Quiconque était riche devint presqu'invulnérable à la guerre, et c'était alors qu'on se servit plus que jamais de massues pour assommer ces Chevaliers que les pointes ne pouvaient percer. Le plus grand commerce alors fut en cuirasses, en boucliers, en casques ornés de plumes.
Les Paysans qu'on traînait à la guerre, seuls exposés et méprisés, servaient de pionniers plutôt que de combattants. Les chevaux plus estimés qu'eux, furent bardés de fer, leur tête fut armée de champfrain.
On ne connut guère alors de lois que celles que les plus puissants firent pour le service des Fiefs. Tous les autres objets de la justice distributive furent abandonnés au caprice des Maîtres-d'hôtel, Prévôts, Baillis, nommés par les possesseurs des Terres.
Les Sénats de ces Villes qui sous Charlemagne et sous les Romains avaient joui du gouvernement municipal, furent abolis presque partout. Le mot de Senior, Seigneur, affecté longtemps à ces principaux du Sénat des Villes, ne fut plus donné qu'aux possesseurs des Fiefs.
Le terme de Pair commençait alors à s'introduire dans la Langue Gallo-Tudesque, qu'on parlait en France. Il venait du mot Latin par, qui signifie égal ou confrère. On ne s'en était servi que dans ce sens sous la première et la seconde Race des Rois de France. Les enfants de Louis le Débonnaire s'appellèrent pares dans une de leurs entrevues l'an 851; et longtemps auparavant Dagobert donne le nom de pairs à des Moines. Godegrand, Évêque de Metz du temps de Charlemagne, appelle Pairs des Évêques et des Abbés, ainsi que le marque le savant Du Cange.
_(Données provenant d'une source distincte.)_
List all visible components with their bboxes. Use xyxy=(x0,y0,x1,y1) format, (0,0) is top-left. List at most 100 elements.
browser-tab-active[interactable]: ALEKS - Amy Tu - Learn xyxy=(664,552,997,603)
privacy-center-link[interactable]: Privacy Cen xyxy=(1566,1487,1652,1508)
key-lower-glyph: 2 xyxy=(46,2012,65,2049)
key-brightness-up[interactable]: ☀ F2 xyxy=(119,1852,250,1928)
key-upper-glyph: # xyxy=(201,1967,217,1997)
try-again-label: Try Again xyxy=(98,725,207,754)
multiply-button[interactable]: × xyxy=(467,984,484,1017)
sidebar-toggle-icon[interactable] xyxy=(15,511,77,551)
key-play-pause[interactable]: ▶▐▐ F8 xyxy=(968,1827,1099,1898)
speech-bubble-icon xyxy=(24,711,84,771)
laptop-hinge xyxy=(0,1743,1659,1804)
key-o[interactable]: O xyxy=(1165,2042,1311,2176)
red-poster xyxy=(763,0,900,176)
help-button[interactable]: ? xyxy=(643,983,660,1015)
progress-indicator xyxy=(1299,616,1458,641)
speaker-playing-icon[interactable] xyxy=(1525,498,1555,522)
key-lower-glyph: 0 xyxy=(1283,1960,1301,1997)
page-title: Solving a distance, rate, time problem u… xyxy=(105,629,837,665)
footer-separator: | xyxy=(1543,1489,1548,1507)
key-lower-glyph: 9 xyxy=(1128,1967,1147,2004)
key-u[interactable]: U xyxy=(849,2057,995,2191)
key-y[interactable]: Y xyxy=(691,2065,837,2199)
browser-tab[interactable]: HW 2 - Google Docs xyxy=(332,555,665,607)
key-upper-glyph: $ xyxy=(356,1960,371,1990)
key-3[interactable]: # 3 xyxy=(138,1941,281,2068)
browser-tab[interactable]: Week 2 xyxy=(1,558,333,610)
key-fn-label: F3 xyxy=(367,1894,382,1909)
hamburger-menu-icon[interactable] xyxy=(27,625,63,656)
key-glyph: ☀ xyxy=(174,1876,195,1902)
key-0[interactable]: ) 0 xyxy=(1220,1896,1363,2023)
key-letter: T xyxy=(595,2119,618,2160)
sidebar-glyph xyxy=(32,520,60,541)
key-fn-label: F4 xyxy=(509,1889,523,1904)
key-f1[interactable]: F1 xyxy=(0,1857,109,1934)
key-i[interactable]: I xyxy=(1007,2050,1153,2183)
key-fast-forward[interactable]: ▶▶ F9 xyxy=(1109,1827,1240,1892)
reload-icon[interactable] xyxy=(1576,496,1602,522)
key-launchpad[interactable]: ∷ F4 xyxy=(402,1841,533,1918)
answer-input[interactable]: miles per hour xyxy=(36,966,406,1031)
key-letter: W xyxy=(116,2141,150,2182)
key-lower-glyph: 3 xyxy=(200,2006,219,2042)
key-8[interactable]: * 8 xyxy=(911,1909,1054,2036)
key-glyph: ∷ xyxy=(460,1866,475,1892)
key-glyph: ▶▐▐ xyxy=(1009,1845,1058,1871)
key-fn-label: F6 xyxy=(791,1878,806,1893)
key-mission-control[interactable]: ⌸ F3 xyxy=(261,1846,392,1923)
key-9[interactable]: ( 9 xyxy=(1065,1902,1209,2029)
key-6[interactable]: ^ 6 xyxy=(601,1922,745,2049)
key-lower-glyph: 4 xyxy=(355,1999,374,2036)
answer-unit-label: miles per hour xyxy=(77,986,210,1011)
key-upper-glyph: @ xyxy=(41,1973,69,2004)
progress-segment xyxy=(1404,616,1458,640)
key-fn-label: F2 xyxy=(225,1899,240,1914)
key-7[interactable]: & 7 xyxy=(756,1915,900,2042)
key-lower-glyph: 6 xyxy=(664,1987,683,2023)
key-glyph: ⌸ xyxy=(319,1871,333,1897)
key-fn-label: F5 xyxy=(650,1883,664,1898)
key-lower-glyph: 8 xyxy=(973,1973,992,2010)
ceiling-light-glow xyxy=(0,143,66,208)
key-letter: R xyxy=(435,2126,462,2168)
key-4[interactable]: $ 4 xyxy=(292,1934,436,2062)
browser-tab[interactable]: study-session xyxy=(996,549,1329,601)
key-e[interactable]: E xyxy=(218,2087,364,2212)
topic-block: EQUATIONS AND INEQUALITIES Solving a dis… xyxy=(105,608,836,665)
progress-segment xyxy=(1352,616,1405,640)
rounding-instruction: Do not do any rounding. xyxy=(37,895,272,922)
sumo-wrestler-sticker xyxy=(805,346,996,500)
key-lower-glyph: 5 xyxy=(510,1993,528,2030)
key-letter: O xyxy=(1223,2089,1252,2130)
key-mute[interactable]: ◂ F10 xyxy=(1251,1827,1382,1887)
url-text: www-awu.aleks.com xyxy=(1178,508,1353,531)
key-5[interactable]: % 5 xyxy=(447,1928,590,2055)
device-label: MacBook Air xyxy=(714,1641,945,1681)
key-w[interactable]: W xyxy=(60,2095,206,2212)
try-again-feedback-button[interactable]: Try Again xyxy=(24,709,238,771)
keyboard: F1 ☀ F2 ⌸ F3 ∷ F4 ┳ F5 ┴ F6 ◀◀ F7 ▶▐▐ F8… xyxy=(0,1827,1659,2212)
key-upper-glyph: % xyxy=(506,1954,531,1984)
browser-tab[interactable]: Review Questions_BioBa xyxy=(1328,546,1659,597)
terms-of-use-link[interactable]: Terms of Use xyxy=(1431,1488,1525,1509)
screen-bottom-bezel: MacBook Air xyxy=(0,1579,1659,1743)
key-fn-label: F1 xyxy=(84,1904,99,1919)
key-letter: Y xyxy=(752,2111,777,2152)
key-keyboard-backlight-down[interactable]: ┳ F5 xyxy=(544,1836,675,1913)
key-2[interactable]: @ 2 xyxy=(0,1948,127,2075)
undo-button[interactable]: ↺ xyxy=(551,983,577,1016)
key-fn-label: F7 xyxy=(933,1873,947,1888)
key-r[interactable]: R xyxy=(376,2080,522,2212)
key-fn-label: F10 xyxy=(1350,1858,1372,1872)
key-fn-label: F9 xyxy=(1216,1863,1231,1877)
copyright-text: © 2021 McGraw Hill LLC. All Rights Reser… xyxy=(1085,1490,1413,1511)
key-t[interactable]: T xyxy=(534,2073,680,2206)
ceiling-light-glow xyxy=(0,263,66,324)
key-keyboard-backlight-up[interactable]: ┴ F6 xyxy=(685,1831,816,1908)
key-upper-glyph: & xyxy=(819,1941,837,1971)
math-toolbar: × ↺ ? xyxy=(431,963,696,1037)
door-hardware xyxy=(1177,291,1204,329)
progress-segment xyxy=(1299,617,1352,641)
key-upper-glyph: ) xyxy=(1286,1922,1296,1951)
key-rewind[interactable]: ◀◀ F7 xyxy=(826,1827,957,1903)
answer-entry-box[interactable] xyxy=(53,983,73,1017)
Les Vassaux d'un même Seigneur s'accoutumèrent donc à s'appeler Pairs.
Alfred le Grand avait établi en Angleterre les Jurés, c'était des Pairs dans chaque profession. Un homme dans une cause criminelle choisissait douze hommes de sa profession pour être juges. Quelques Vassaux en France en usèrent ainsi, mais le nombre des Pairs n'était pas pour cela déterminé à douze. Il y en avait dans chaque Fief autant que de Barons qui relevaient du même Seigneur, et qui étaient Pairs entre eux, mais non Pairs de leur Seigneur féodal.
Les Princes qui rendaient un hommage immédiat à la Couronne, tels que les
Ducs de Guyenne, de Normandie, de Bourgogne, les Comtes de Flandres, de
Toulouse, étaient donc en effet des Pairs de France.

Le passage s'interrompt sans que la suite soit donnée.